Don't throw the baby out with the bathwater
From my perspective this advice is OK:Simplicity Blog: "Wharton's Michael Useem nails one of the things our own Cincom research on business reorganization indicates as vital leading the internal team culture so that it can accept the kinds of change needed for success. 'Hurd should give thought to H-P's culture -- a problematic area for Fiorina, who clashed with longtime H-P employees accustomed to the collegial, time-honored 'H-P way. Here, Hurd should take his guidance from the great Lou Gerstner [former CEO at IBM]. After two years of working to transform IBM - in much the same way Hurd has to do now at H-P -- a barrier to the kind of performance Gerstner wanted was the inward-looking IBM culture. It had a resisting effect within IBM vis-a-vis the kinds of changes Gerstner sensed were critical to turning the company around. He worked hard on reconstituting the culture. For Hurd, the question is going to be whether the H-P culture is where it ought to be to make it the kind of company he wants.'"

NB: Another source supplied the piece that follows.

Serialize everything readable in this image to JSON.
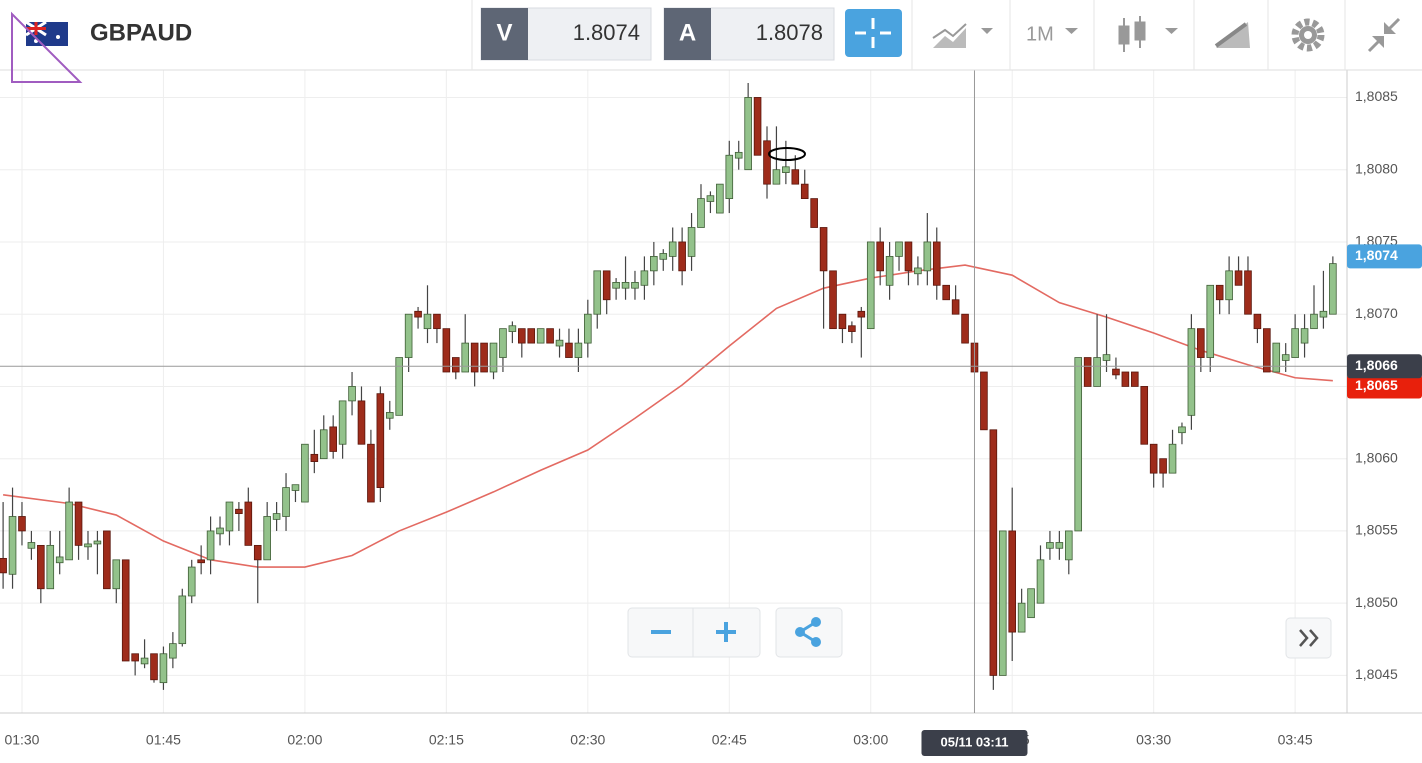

but my experience is that the whole culture gets really knocked around - this needs to be done in such a way that the good parts of the culture are not lost. Otherwise you end up with an average (or below-average) company.
I think it is very easy for any company to become inward looking, and this what needs to be changed. Get your engineers/development mgrs/etc. out with customers and ensure that what they learn flows round the organisation. Make sure they haven't become so process bound that they can't breathe without permission. Make sure you change of ethos is real, and affects all the organisation. Again my experience is that the grass-roots devlopers are happy to get out more, but are often restricted by IP concerns, contractural concerns, projects which already take 80 hours a week. And you actually find ( especially when the company is in crisis) that the development managers are given stretch targets in terms of delivering products at the very time you need the developers to be more outward looking. So the top-brass trumpets a new culture, but do not play enough attention to the pragmatic day-to-day decisions that affect peoples careers: what targets are they being set, what behaviours will be rewarded at review time etc.
HP needs to keep the elements of its culture which lead to technologically savvy, high-quality products. A consensus is only a problem if it takes too long, or has only internal priorities to balance.